Quello che manca
In un clima di generale disinteresse si sta consumando la campagna elettorale per le Politiche.
In Sicilia, se si esclude qualche “giullarata” di qualcuno, anche le elezioni regionali si stanno trascinando senza infiammare le folle. Eppure queste due campagne elettorali si stanno svolgendo nel bel mezzo di una tempesta perfetta di portata globale. Una tempesta di natura economica, sociale e politica, i cui contorni appaiono inediti e gli sviluppi futuri sostanzialmente imprevedibili: un mix esplosivo di carovita, inflazione alle stelle, rialzo dei prezzi delle materie prime, speculazioni finanziarie e rischi di bolle, emergenza energetica e guerra.
Chi vincerà?
Se c’è un risultato certo nelle prossime elezioni sarà, dunque, proprio l’aumento dell’astensionismo. Tutti se ne lamentano, assumendo questo fenomeno come un termometro della fragilità della democrazia italiana, eppure i soggetti in campo seguono le stesse liturgie di sempre, proprio quelle che il sentimento popolare non sopporta più.
Sono lontani i tempi in cui il voto era caratterizzato dall’appartenenza a un’ideologia e a una classe sociale. A quel tempo anche l’astensionismo aveva un carattere politico. Era più contenuto, ma in una certa misura trascinava con sé il pensiero che la società non la si cambia con la scheda nell’urna, ma con la lotta per strada. Oggi, al contrario, l’astensionismo è semplicemente la considerazione dell’inutilità del voto, senza che questo si traduca in un percorso politico diverso. Secondo una recente rilevazione 4 siciliani su 10 non sanno neanche che il 25 settembre oltre alle elezioni nazionali ci saranno quelle regionali.

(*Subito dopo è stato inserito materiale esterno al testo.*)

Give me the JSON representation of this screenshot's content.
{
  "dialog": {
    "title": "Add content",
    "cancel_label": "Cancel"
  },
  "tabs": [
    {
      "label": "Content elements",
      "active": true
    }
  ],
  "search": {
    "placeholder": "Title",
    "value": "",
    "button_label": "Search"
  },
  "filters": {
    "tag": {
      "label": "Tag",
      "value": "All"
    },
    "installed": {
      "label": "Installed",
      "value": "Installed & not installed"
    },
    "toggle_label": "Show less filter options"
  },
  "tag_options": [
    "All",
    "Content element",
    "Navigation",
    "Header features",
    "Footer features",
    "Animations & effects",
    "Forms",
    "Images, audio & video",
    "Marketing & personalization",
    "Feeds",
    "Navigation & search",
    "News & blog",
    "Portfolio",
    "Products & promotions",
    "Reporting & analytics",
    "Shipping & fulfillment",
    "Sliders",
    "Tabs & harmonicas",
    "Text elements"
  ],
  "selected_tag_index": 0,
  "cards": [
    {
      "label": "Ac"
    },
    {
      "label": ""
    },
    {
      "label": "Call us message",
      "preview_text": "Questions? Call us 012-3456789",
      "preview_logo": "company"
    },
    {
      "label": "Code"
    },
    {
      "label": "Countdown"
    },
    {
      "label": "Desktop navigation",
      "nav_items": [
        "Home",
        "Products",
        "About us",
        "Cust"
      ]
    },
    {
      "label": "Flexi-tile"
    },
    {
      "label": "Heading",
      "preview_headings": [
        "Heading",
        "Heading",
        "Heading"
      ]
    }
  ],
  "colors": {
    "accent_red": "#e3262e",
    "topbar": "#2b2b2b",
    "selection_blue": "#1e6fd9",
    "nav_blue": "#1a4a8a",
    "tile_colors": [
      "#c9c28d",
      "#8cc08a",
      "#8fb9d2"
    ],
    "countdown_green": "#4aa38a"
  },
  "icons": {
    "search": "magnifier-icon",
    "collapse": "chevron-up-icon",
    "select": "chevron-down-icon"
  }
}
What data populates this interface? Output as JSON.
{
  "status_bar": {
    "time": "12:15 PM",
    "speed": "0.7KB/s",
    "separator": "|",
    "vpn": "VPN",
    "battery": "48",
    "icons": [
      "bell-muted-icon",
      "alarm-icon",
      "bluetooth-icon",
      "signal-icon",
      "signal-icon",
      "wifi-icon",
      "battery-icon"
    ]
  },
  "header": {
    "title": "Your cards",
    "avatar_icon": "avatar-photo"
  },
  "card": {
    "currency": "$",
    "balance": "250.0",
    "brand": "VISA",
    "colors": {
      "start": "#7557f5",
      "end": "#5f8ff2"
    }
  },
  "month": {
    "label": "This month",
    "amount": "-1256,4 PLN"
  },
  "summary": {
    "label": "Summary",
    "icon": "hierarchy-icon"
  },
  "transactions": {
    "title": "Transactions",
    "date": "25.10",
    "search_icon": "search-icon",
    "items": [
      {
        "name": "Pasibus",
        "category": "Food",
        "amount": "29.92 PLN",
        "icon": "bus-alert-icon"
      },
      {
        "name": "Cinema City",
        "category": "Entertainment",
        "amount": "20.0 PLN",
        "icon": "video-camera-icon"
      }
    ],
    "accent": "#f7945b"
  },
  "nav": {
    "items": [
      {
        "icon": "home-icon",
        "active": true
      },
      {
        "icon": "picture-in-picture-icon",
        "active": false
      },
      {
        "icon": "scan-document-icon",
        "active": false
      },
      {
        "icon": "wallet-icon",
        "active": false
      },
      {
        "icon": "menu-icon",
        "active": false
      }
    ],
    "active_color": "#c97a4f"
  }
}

Il marketing della rappresentanza
É anche difficile, ormai, individuare un nesso stretto tra il voto di una categoria e il suo riferimento politico. Sia sul piano nazionale che su quello locale l’elettorato ha la netta sensazione che la posta in palio sia solo la ridistribuzione dei posti di potere.
Più che la costruzione di progetti politici fondati su una classe o su piattaforme programmatiche si assiste alla parcellizzazione della rappresentanza. L’elettorato è trasformato in target da conquistare. Alla rappresentanza delle classi e degli interessi, alla rappresentazione ideologica, si è sostituita la cattura dei sentimenti che attraversano la società. Tutto è costruito intorno a leader che si giocano la partita attraverso metodi da marketing pubblicitario. Meloni, Calenda, Letta, Salvini sono solo voci, brand, che si contendono gli spazi del mercato elettorale. Sono leader di partiti che non esistono più.
E se l’offerta politica ha il carattere del prodotto commerciale ogni leader deve essere identificato con la proposta che lo caratterizza (la sicurezza, la flat tax, il reddito di cittadinanza, il rigassificatore di Piombino, l’inceneritore di Roma).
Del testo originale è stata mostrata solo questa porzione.